Curiously, David Robertson’s energetic conducting seemed to overexcite the flow of the first movement, whose unusual tempo reference to piacevole (pleasant or agreeable) suggests a different mood. The SSO never plays less than well under Robertson, but this time the tone colours were sometimes unclear and more subtlety was needed. As indicated by the score, the ensemble was reduced occasionally, and the absence of the double bass section in the first half of the second movement indirectly contributed to some of the most attractive moments of the performance – notwithstanding the excellent qualities of those musicians.
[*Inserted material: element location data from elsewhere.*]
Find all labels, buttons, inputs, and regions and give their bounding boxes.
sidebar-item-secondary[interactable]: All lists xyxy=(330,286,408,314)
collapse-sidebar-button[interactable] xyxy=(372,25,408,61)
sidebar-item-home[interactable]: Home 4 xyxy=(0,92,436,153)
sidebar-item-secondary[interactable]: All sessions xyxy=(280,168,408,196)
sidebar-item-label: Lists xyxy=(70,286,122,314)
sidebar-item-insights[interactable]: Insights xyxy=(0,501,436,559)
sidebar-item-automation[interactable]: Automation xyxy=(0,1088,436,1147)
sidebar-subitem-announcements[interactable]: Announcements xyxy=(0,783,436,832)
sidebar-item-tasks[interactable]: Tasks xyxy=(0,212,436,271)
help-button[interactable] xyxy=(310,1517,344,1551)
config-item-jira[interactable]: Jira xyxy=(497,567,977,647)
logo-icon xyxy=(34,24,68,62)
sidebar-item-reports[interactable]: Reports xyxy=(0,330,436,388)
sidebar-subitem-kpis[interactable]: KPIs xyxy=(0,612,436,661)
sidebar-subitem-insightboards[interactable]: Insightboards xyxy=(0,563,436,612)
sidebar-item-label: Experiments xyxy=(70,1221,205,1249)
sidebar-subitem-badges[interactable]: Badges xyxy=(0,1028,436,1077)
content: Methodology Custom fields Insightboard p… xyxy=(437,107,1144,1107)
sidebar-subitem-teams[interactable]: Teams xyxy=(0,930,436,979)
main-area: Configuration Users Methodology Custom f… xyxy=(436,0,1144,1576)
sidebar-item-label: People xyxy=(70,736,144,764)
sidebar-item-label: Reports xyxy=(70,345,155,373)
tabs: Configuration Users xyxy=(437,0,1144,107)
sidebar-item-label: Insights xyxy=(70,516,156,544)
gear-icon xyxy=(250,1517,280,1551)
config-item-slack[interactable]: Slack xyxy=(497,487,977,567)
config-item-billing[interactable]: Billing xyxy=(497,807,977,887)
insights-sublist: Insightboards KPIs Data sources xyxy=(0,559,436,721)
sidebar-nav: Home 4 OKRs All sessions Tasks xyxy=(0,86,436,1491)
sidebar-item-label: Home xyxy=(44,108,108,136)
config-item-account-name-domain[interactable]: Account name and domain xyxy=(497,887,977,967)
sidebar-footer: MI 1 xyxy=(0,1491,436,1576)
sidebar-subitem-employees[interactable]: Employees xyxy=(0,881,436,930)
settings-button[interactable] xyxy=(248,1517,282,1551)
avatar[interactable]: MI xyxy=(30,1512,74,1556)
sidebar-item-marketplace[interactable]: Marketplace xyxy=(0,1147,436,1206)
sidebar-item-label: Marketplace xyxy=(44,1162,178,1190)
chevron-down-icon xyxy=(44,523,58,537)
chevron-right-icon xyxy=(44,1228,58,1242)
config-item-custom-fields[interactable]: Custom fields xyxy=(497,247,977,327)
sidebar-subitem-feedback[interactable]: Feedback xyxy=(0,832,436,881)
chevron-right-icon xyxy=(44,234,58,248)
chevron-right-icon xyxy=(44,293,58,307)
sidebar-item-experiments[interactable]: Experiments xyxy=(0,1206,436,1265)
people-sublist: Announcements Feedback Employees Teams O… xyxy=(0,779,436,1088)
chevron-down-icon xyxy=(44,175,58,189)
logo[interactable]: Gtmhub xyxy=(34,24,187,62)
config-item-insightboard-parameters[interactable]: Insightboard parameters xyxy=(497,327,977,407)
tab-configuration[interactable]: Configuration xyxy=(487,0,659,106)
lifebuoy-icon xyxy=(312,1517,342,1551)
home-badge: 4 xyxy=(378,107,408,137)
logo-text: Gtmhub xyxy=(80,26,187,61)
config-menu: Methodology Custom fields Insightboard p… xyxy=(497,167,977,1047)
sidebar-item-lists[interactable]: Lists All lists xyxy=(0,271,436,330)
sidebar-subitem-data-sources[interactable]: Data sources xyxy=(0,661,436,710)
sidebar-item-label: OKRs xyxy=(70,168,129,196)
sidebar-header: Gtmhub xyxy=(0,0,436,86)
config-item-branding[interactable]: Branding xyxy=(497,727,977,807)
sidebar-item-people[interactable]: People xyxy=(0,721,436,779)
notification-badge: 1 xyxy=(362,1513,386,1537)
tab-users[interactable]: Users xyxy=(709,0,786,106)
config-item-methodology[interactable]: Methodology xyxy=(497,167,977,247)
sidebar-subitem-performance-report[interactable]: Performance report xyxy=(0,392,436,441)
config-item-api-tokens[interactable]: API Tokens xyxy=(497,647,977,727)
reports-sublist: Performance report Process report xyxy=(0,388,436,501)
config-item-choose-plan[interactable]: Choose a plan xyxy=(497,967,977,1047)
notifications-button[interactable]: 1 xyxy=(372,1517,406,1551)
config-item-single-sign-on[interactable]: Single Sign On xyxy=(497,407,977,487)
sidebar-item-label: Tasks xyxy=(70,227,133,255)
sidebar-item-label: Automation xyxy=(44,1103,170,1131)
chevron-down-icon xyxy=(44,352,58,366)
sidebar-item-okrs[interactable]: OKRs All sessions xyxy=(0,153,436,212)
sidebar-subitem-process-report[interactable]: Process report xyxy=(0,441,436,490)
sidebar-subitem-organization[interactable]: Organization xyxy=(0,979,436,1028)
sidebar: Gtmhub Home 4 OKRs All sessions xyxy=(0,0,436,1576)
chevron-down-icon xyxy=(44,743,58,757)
The pairing of the words in ‘Brahms Revelation’, the title of the concert, makes an uncomfortable fit, as revelatory is not a term many would associate with the German master’s brilliant oeuvre. On the other hand, it was an experience, akin to the revelatory, to observe German guest artist Alban Gerhardt’s flawless performance of Brett Dean’s Cello Concerto. Gerhardt is renowned for promoting contemporary compositions, particularly those written for him. Uncommonly, he identifies with these new works to such an extent that he memorises them. Contemporary compositions, almost without exception, use a complex musical language, with the whole gamut of known (and sometimes unknown) technical difficulties. Performing them without a score in front of the artist requires a supreme understanding of the work, as there are no recordings to refer to.